AI Automotive Processor Technology
The automotive industry is undergoing key technological transformations, advancing towards higher automation levels. Intelligent driving requires more efficient and powerful AI processors. According to Horizon Robotics’ summary of OEM demands, a higher level of automated driving requires more orders of magnitude tera operations per second (TOPS), namely, 2 TOPS for L2 autonomy, 24 TOPS for L3, 320 TOPS for L4, and 4,000+TOPS for L5.

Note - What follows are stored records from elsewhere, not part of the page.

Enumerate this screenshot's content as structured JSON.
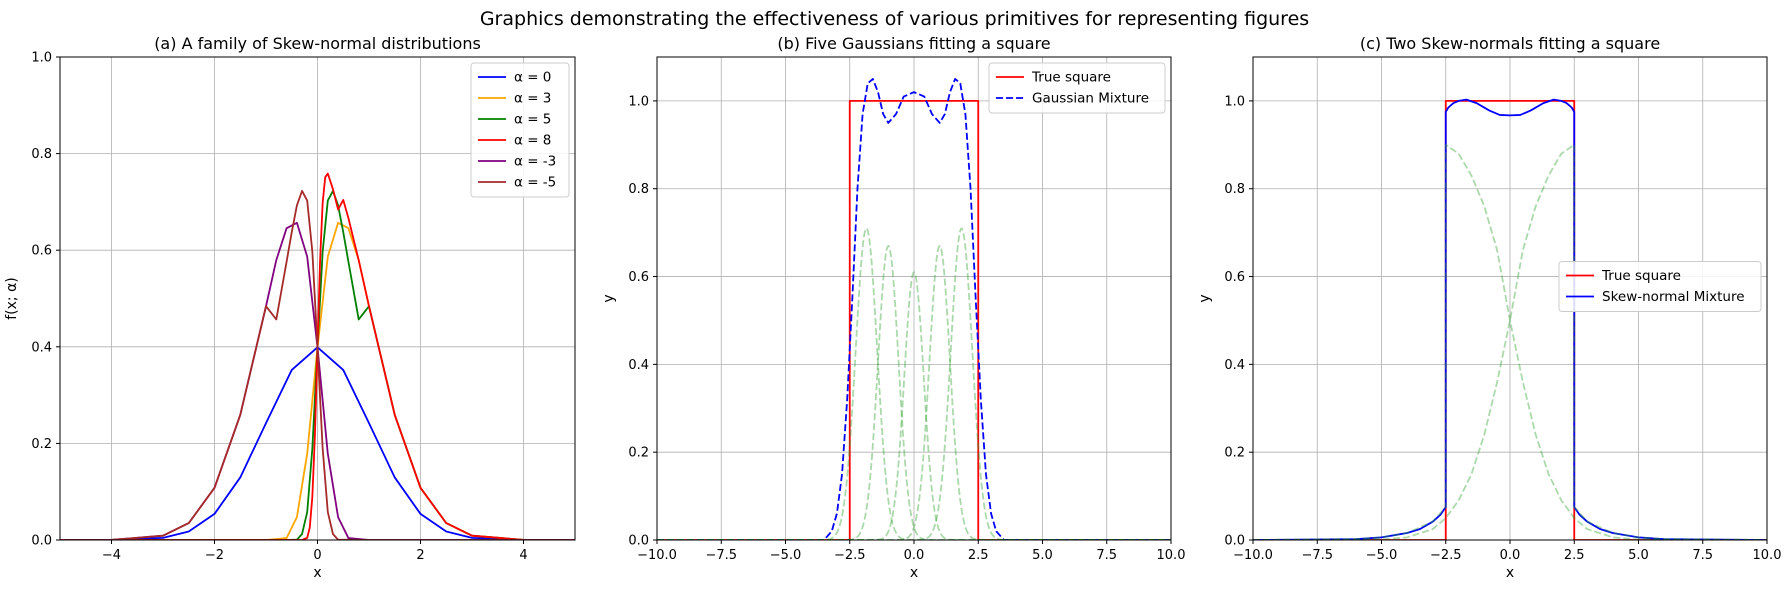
{
  "suptitle": "Graphics demonstrating the effectiveness of various primitives for representing figures",
  "chart_data": [
    {
      "type": "line",
      "title": "(a) A family of Skew-normal distributions",
      "xlabel": "x",
      "ylabel": "f(x; α)",
      "xlim": [
        -5,
        5
      ],
      "ylim": [
        0,
        1
      ],
      "xticks": [
        -4,
        -2,
        0,
        2,
        4
      ],
      "xtick_labels": [
        "−4",
        "−2",
        "0",
        "2",
        "4"
      ],
      "yticks": [
        0,
        0.2,
        0.4,
        0.6,
        0.8,
        1.0
      ],
      "ytick_labels": [
        "0.0",
        "0.2",
        "0.4",
        "0.6",
        "0.8",
        "1.0"
      ],
      "grid": true,
      "legend_position": "top-right",
      "series": [
        {
          "name": "α = 0",
          "alpha": 0,
          "color": "#0000ff",
          "style": "solid",
          "x": [
            -5,
            -4,
            -3,
            -2.5,
            -2,
            -1.5,
            -1,
            -0.5,
            0,
            0.5,
            1,
            1.5,
            2,
            2.5,
            3,
            4,
            5
          ],
          "y": [
            0.0,
            0.0001,
            0.0044,
            0.0175,
            0.054,
            0.1295,
            0.242,
            0.3521,
            0.3989,
            0.3521,
            0.242,
            0.1295,
            0.054,
            0.0175,
            0.0044,
            0.0001,
            0.0
          ]
        },
        {
          "name": "α = 3",
          "alpha": 3,
          "color": "#ffa500",
          "style": "solid",
          "x": [
            -5,
            -1,
            -0.6,
            -0.4,
            -0.2,
            0,
            0.2,
            0.4,
            0.6,
            0.8,
            1,
            1.5,
            2,
            2.5,
            3,
            4,
            5
          ],
          "y": [
            0.0,
            0.0,
            0.004,
            0.0473,
            0.1788,
            0.3989,
            0.5866,
            0.6568,
            0.6456,
            0.5795,
            0.484,
            0.259,
            0.108,
            0.035,
            0.0089,
            0.0003,
            0.0
          ]
        },
        {
          "name": "α = 5",
          "alpha": 5,
          "color": "#008000",
          "style": "solid",
          "x": [
            -5,
            -1,
            -0.6,
            -0.4,
            -0.3,
            -0.2,
            -0.1,
            0,
            0.1,
            0.2,
            0.3,
            0.4,
            0.5,
            0.6,
            0.8,
            1,
            1.5,
            2,
            2.5,
            3,
            4,
            5
          ],
          "y": [
            0.0,
            0.0,
            0.0,
            0.0006,
            0.0124,
            0.0578,
            0.1896,
            0.3989,
            0.5969,
            0.7027,
            0.7226,
            0.6926,
            0.6373,
            0.5764,
            0.4566,
            0.484,
            0.259,
            0.108,
            0.035,
            0.0089,
            0.0003,
            0.0
          ]
        },
        {
          "name": "α = 8",
          "alpha": 8,
          "color": "#ff0000",
          "style": "solid",
          "x": [
            -5,
            -1,
            -0.3,
            -0.2,
            -0.15,
            -0.1,
            -0.05,
            0,
            0.05,
            0.1,
            0.15,
            0.2,
            0.3,
            0.4,
            0.5,
            0.6,
            0.8,
            1,
            1.5,
            2,
            2.5,
            3,
            4,
            5
          ],
          "y": [
            0.0,
            0.0,
            0.0,
            0.0044,
            0.0258,
            0.0898,
            0.2178,
            0.3989,
            0.5774,
            0.6981,
            0.7512,
            0.7587,
            0.7263,
            0.6841,
            0.7041,
            0.6664,
            0.5793,
            0.484,
            0.259,
            0.108,
            0.035,
            0.0089,
            0.0003,
            0.0
          ]
        },
        {
          "name": "α = -3",
          "alpha": -3,
          "color": "#800080",
          "style": "solid",
          "x": [
            -5,
            -4,
            -3,
            -2.5,
            -2,
            -1.5,
            -1,
            -0.8,
            -0.6,
            -0.4,
            -0.2,
            0,
            0.2,
            0.4,
            0.6,
            1,
            5
          ],
          "y": [
            0.0,
            0.0003,
            0.0089,
            0.035,
            0.108,
            0.259,
            0.484,
            0.5795,
            0.6456,
            0.6568,
            0.5866,
            0.3989,
            0.1788,
            0.0473,
            0.004,
            0.0,
            0.0
          ]
        },
        {
          "name": "α = -5",
          "alpha": -5,
          "color": "#a52a2a",
          "style": "solid",
          "x": [
            -5,
            -4,
            -3,
            -2.5,
            -2,
            -1.5,
            -1,
            -0.8,
            -0.6,
            -0.5,
            -0.4,
            -0.3,
            -0.2,
            -0.1,
            0,
            0.1,
            0.2,
            0.3,
            0.4,
            1,
            5
          ],
          "y": [
            0.0,
            0.0003,
            0.0089,
            0.035,
            0.108,
            0.259,
            0.484,
            0.4566,
            0.5764,
            0.6373,
            0.6926,
            0.7226,
            0.7027,
            0.5969,
            0.3989,
            0.1896,
            0.0578,
            0.0124,
            0.0006,
            0.0,
            0.0
          ]
        }
      ]
    },
    {
      "type": "line",
      "title": "(b) Five Gaussians fitting a square",
      "xlabel": "x",
      "ylabel": "y",
      "xlim": [
        -10,
        10
      ],
      "ylim": [
        0,
        1.1
      ],
      "xticks": [
        -10,
        -7.5,
        -5,
        -2.5,
        0,
        2.5,
        5,
        7.5,
        10
      ],
      "xtick_labels": [
        "−10.0",
        "−7.5",
        "−5.0",
        "−2.5",
        "0.0",
        "2.5",
        "5.0",
        "7.5",
        "10.0"
      ],
      "yticks": [
        0,
        0.2,
        0.4,
        0.6,
        0.8,
        1.0
      ],
      "ytick_labels": [
        "0.0",
        "0.2",
        "0.4",
        "0.6",
        "0.8",
        "1.0"
      ],
      "grid": true,
      "legend_position": "top-right",
      "series": [
        {
          "name": "True square",
          "color": "#ff0000",
          "style": "solid",
          "x": [
            -10,
            -2.5,
            -2.5,
            2.5,
            2.5,
            10
          ],
          "y": [
            0,
            0,
            1,
            1,
            0,
            0
          ]
        },
        {
          "name": "Gaussian Mixture",
          "color": "#0000ff",
          "style": "dashed",
          "x": [
            -10,
            -3.5,
            -3.2,
            -3.0,
            -2.8,
            -2.6,
            -2.4,
            -2.2,
            -2.0,
            -1.8,
            -1.6,
            -1.4,
            -1.2,
            -1.0,
            -0.7,
            -0.4,
            0,
            0.4,
            0.7,
            1.0,
            1.2,
            1.4,
            1.6,
            1.8,
            2.0,
            2.2,
            2.4,
            2.6,
            2.8,
            3.0,
            3.2,
            3.5,
            10
          ],
          "y": [
            0,
            0.0,
            0.02,
            0.06,
            0.15,
            0.32,
            0.55,
            0.8,
            0.97,
            1.04,
            1.05,
            1.02,
            0.97,
            0.95,
            0.97,
            1.01,
            1.02,
            1.01,
            0.97,
            0.95,
            0.97,
            1.02,
            1.05,
            1.04,
            0.97,
            0.8,
            0.55,
            0.32,
            0.15,
            0.06,
            0.02,
            0.0,
            0
          ]
        },
        {
          "name": "",
          "role": "component",
          "color": "#2ca02c",
          "opacity": 0.4,
          "style": "dashed",
          "mu": -1.85,
          "sigma": 0.42,
          "amp": 0.71
        },
        {
          "name": "",
          "role": "component",
          "color": "#2ca02c",
          "opacity": 0.4,
          "style": "dashed",
          "mu": -1.0,
          "sigma": 0.4,
          "amp": 0.67
        },
        {
          "name": "",
          "role": "component",
          "color": "#2ca02c",
          "opacity": 0.4,
          "style": "dashed",
          "mu": 0.0,
          "sigma": 0.38,
          "amp": 0.61
        },
        {
          "name": "",
          "role": "component",
          "color": "#2ca02c",
          "opacity": 0.4,
          "style": "dashed",
          "mu": 1.0,
          "sigma": 0.4,
          "amp": 0.67
        },
        {
          "name": "",
          "role": "component",
          "color": "#2ca02c",
          "opacity": 0.4,
          "style": "dashed",
          "mu": 1.85,
          "sigma": 0.42,
          "amp": 0.71
        }
      ]
    },
    {
      "type": "line",
      "title": "(c) Two Skew-normals fitting a square",
      "xlabel": "x",
      "ylabel": "y",
      "xlim": [
        -10,
        10
      ],
      "ylim": [
        0,
        1.1
      ],
      "xticks": [
        -10,
        -7.5,
        -5,
        -2.5,
        0,
        2.5,
        5,
        7.5,
        10
      ],
      "xtick_labels": [
        "−10.0",
        "−7.5",
        "−5.0",
        "−2.5",
        "0.0",
        "2.5",
        "5.0",
        "7.5",
        "10.0"
      ],
      "yticks": [
        0,
        0.2,
        0.4,
        0.6,
        0.8,
        1.0
      ],
      "ytick_labels": [
        "0.0",
        "0.2",
        "0.4",
        "0.6",
        "0.8",
        "1.0"
      ],
      "grid": true,
      "legend_position": "center-right",
      "series": [
        {
          "name": "True square",
          "color": "#ff0000",
          "style": "solid",
          "x": [
            -10,
            -2.5,
            -2.5,
            2.5,
            2.5,
            10
          ],
          "y": [
            0,
            0,
            1,
            1,
            0,
            0
          ]
        },
        {
          "name": "Skew-normal Mixture",
          "color": "#0000ff",
          "style": "solid",
          "x": [
            -10,
            -6,
            -5,
            -4,
            -3.5,
            -3,
            -2.7,
            -2.5,
            -2.5,
            -2.4,
            -2.2,
            -2.0,
            -1.7,
            -1.3,
            -0.8,
            -0.4,
            0,
            0.4,
            0.8,
            1.3,
            1.7,
            2.0,
            2.2,
            2.4,
            2.5,
            2.5,
            2.7,
            3,
            3.5,
            4,
            5,
            6,
            10
          ],
          "y": [
            0,
            0.002,
            0.006,
            0.016,
            0.025,
            0.042,
            0.058,
            0.075,
            0.975,
            0.985,
            0.995,
            1.0,
            1.003,
            0.995,
            0.978,
            0.968,
            0.967,
            0.968,
            0.978,
            0.995,
            1.003,
            1.0,
            0.995,
            0.985,
            0.975,
            0.075,
            0.058,
            0.042,
            0.025,
            0.016,
            0.006,
            0.002,
            0
          ]
        },
        {
          "name": "",
          "role": "component",
          "color": "#2ca02c",
          "opacity": 0.4,
          "style": "dashed",
          "x": [
            -10,
            -6,
            -5,
            -4,
            -3,
            -2.5,
            -2.5,
            -2,
            -1.5,
            -1,
            -0.5,
            0,
            0.5,
            1,
            1.5,
            2,
            2.5,
            3,
            4,
            5,
            10
          ],
          "y": [
            0,
            0.002,
            0.006,
            0.016,
            0.042,
            0.075,
            0.9,
            0.88,
            0.83,
            0.76,
            0.66,
            0.5,
            0.36,
            0.24,
            0.15,
            0.09,
            0.05,
            0.025,
            0.006,
            0.001,
            0
          ]
        },
        {
          "name": "",
          "role": "component",
          "color": "#2ca02c",
          "opacity": 0.4,
          "style": "dashed",
          "x": [
            -10,
            -5,
            -4,
            -3,
            -2.5,
            -2,
            -1.5,
            -1,
            -0.5,
            0,
            0.5,
            1,
            1.5,
            2,
            2.5,
            2.5,
            3,
            4,
            5,
            6,
            10
          ],
          "y": [
            0,
            0.001,
            0.006,
            0.025,
            0.05,
            0.09,
            0.15,
            0.24,
            0.36,
            0.5,
            0.66,
            0.76,
            0.83,
            0.88,
            0.9,
            0.075,
            0.042,
            0.016,
            0.006,
            0.002,
            0
          ]
        }
      ]
    }
  ]
}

Automotive processors typically fall into three broad categories:
- CPU and GPU-based processors: tend to have good flexibility but generally consume more power
- FPGAs requires less computational resources, but are more costly and limited programmability compared to GPUs
- ASICs: usually with a custom design, are more efficient in terms of performance, cost, and power consumption
Conventional CPUs and GPUs are struggling to meet the increasing demands of high computing requirements of L4 and L5 autonomous driving levels where FPGAs/ASICs are both outperforming CPUs/GPUs. Autonomous vehicles will need enough computing power to become a “data center on wheels”. Taking the complexity of automotive applications into consideration, computing power alone is not enough. The energy efficiency, performance, and cost-effectiveness of AI automotive processors should also be taken into consideration. Full-custom ASICs are by far superior to GPUs/FPGAs in terms of lower power consumption, performance, and cost. That is why the integration of AI-specific ASIC accelerators in autonomous driving computing platforms is booming.
High-Performing Accelerator Chips
The inference accelerator chips of Gyrfalcon Technology, Inc (GTI) have a Convolutional Neural Network Domain-Specific Architecture (CNN-DSA) with a dedicated Matrix Processing Engine (MPE) and an efficient AI Processing in Memory (APiM) technology. As an example, GTI’s LightSpeeur 2803S provides a power efficiency performance of 24 TOPS/Watt with all CNN processing done in the internal memory instead of outside DRAM. It can classify 448×448 RGB image inputs at more than 16.8TOPS with a peak power consumption of less than 700mW and with an accuracy comparable to the VGG benchmark. Gyrfalcon’s CNN- DSA accelerators are reconfigurable to support CNN model coefficients of various layer sizes and layer types.
For more computationally-intensive edge computing applications such as in driverless-car AI platforms, GTI’s PCIe- based AI accelerator cards using 16x 2803S chips delivering 270 TOPS and 9.9 TOPS/W power efficiency can be used for Level 4 AI auto performance demand. Using 4x GTI 2803S PCIe cards (64 chips) can provide the top performance of 1080 TOPS for L5 AI auto performance and beyond.
GTI’s AI-based chips have a flexible and scalable architecture and can be easily arranged in either parallel or cascades for any given performance/model size application. Cascading capability provides flexibility and reduces the host workload. Cascading enables support for larger and more complex models (i.e. ResNet-101, ResNet-152, … (Figure 5).
GTI’s AI-based architecture is “silicon-proven” standalone accelerator technology that can be used with any type of sensor output, such as visual, audio, and other forms of data. This can include high data rates from machine learning cameras and high-resolution LiDAR as well as low data rates from RADAR and ultrasonic sensors.